Dynamic Passivity Multipliers for Plug-and-Play Stability Certificates of Converter-Dominated Grids

Ensuring small-signal stability in power systems with a high share of inverter-based resources (IBRs) is hampered by two factors: (i) device and network parameters are often uncertain or completely unknown, and (ii) brute-force enumeration of all topologies is computationally intractable. These challenges motivate plug-and-play (PnP) certificates that verify stability locally yet hold globally. Passivity is an attractive property because it guarantees stability under feedback and network interconnections; however, strict passivity rarely holds for practical controllers such as Grid Forming Inverters (GFMs) employing P-Q droop. This paper extends the passivity condition by constructing a dynamic, frequency-dependent multiplier that enables PnP stability certification of each component based solely on its admittance, without requiring any modification to the controller design. The multiplier is parameterised as a linear filter whose coefficients are tuned under a passivity goal. Numerical results for practical droop gains confirm the PnP rules, substantially enlarging the certified stability region while preserving the decentralised, model-agnostic nature of passivity-based PnP tests.

💡 Research Summary

The paper addresses the growing challenge of guaranteeing small‑signal stability in power systems that are increasingly dominated by inverter‑based resources (IBRs), especially grid‑forming inverters (GFMs) employing P‑Q droop control. Traditional passivity‑based plug‑and‑play (PnP) stability certificates require each component to be strictly passive, a condition that is rarely satisfied by practical droop‑controlled converters, particularly at low frequencies where the droop introduces negative damping. To overcome this limitation, the authors introduce a dynamic, frequency‑dependent multiplier m(ω) that, when premultiplied to the admittance of every component, renders the Hermitian part of the product positive‑definite across the entire frequency range.

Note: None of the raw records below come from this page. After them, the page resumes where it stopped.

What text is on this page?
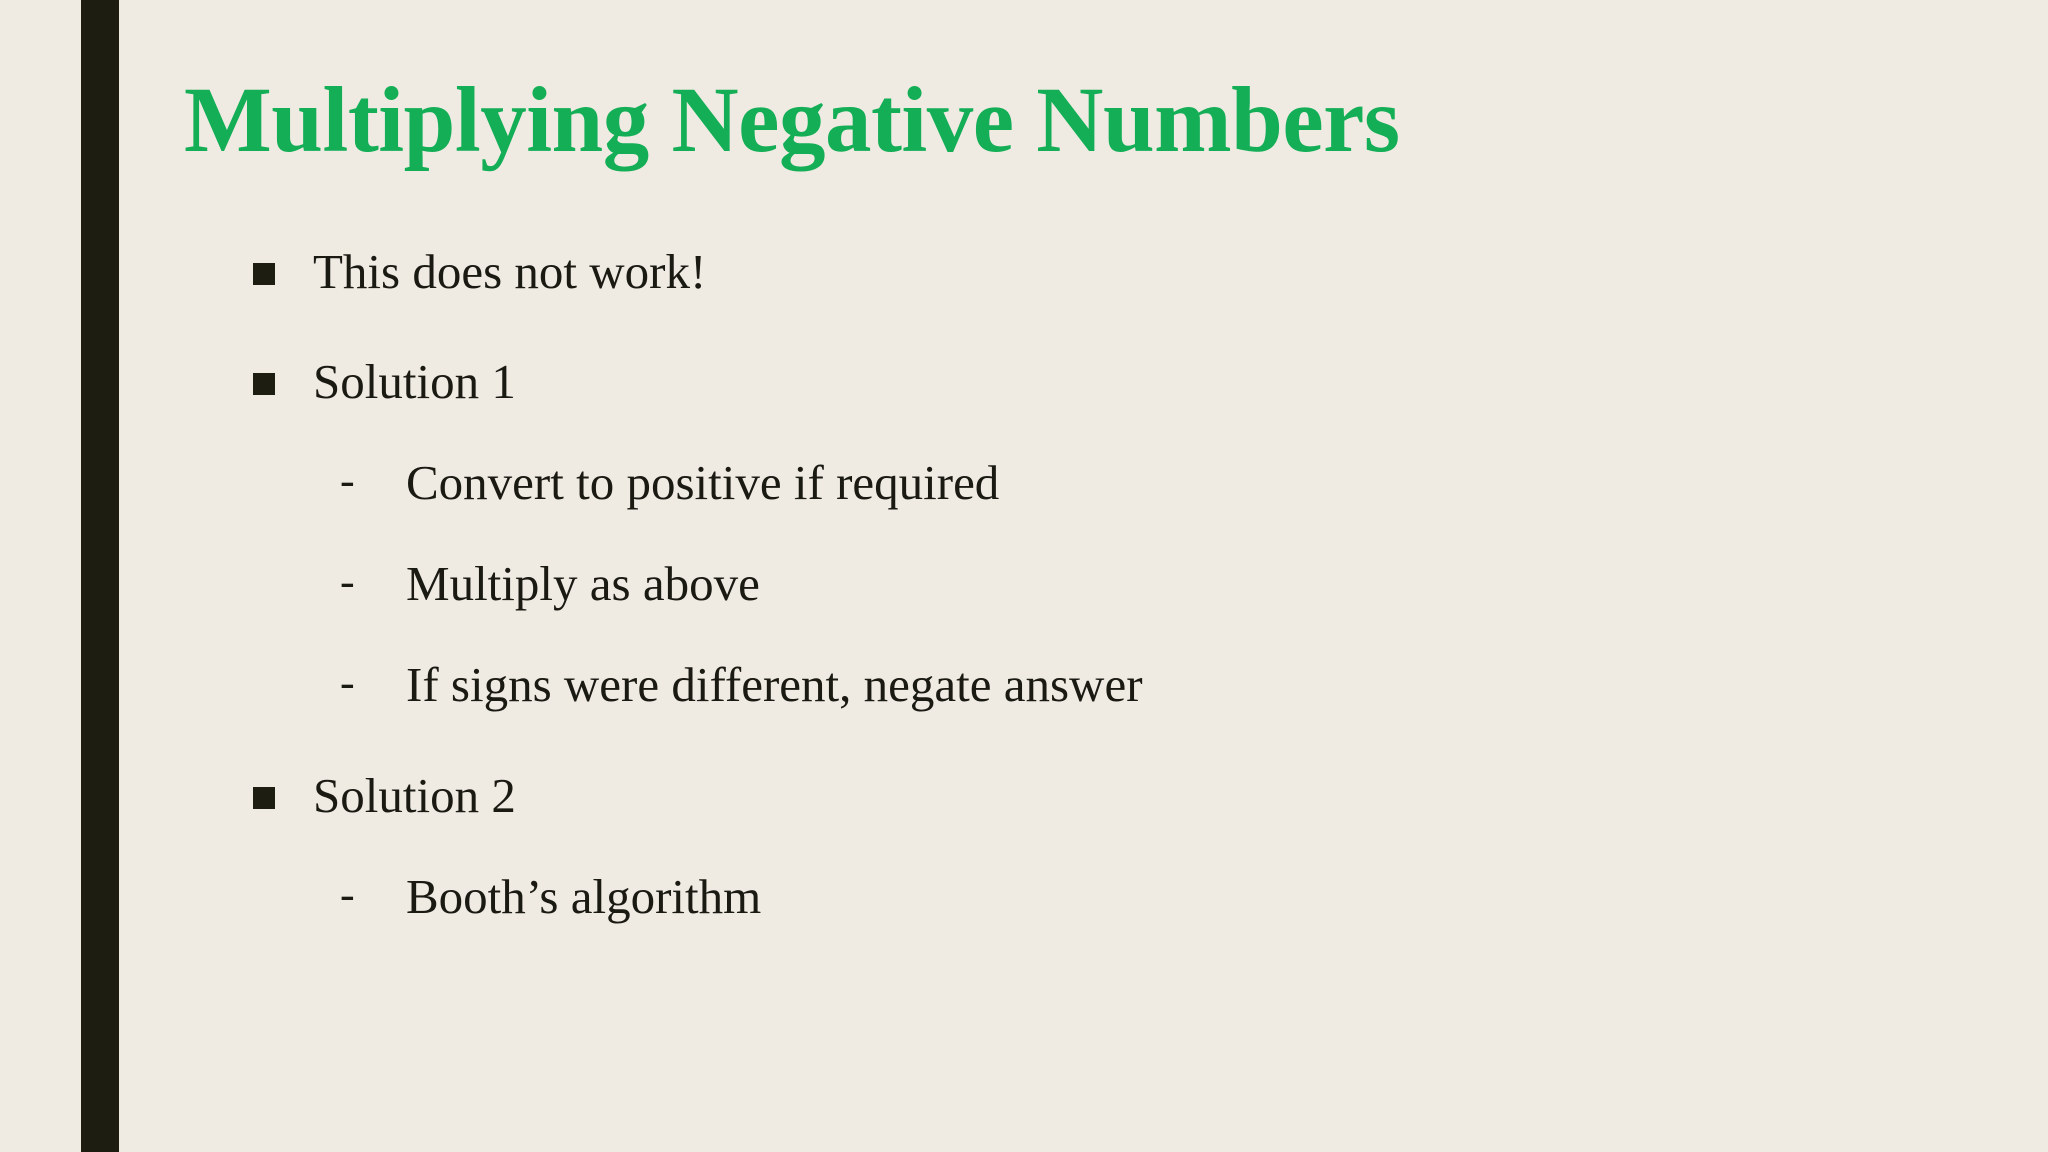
Multiplying Negative Numbers
This does not work!
Solution 1
- Convert to positive if required
- Multiply as above
- If signs were different, negate answer
Solution 2
- Booth’s algorithm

The theoretical foundation builds on a homotopy argument: the total admittance Y_tot(s)=Y_net(s)+Y_D(s) of the network plus devices is continuously transformed from a fictitious, provably stable reference (α=0) to the actual system (α=1). If a uniform multiplier M(ω)=blkdiag{m(ω),…,m(ω)} is independent of the homotopy parameter α and each device admittance varies linearly with α, then the positive‑definiteness condition needs to be verified only at the two endpoints. Since the reference network composed solely of passive lines is inherently stable, the certification reduces to checking Her{m(jω)Y_k(jω)}≻0 for every device k and Her{m(jω)Y_ℓ(jω)}≻0 for every line ℓ, for all ω>0.

The key contribution lies in the systematic synthesis of the multiplier. Rather than using a simple piecewise‑constant matrix that rotates the low‑frequency complex plane by 90°, the authors parametrize m(ω) as a fixed‑order linear state‑space filter: m(s)=C_m(sI−A_m)^{-1}B_m+D_m. The filter coefficients (A_m, B_m, C_m, D_m) are tuned using MATLAB’s systune toolbox with a PassivityGoal. For each device admittance Y_k(s), the condition I+mY_k must be minimum‑phase; passivity is then equivalent to the H∞ norm of the scattering matrix R_k(s)=(I−mY_k)(I+mY_k)^{-1} being ≤ 1 over all frequencies. The optimization seeks to minimize the worst‑case H∞ norm across all devices simultaneously, thereby ensuring a common multiplier works for the entire system without altering any inverter firmware.

Numerical validation is performed on a detailed IEEE 39‑bus test system populated with realistic GFM models that include multiple cascaded control loops (inner current, outer voltage, and droop). Various droop‑gain settings are examined. The dynamic multiplier significantly enlarges the certified stability region compared to the earlier piecewise‑constant approach, allowing many droop configurations that would otherwise violate strict passivity to be certified as stable. The method also accommodates the full 2×2 dq‑frame MIMO admittance representation, demonstrating applicability to complex multi‑input‑multi‑output converter dynamics.

In summary, the paper delivers three major advances: (1) a rigorous, frequency‑dependent multiplier framework that transforms non‑passive converter admittances into passive equivalents; (2) a plug‑and‑play stability certificate that requires only local admittance data and a common multiplier, eliminating the need for global system models or exhaustive topology enumeration; and (3) a practical synthesis algorithm that leverages modern optimization tools to produce low‑order filters, enabling scalable stability assessment for large, converter‑dominated grids. This work paves the way for decentralized, model‑agnostic stability verification in future renewable‑rich power systems.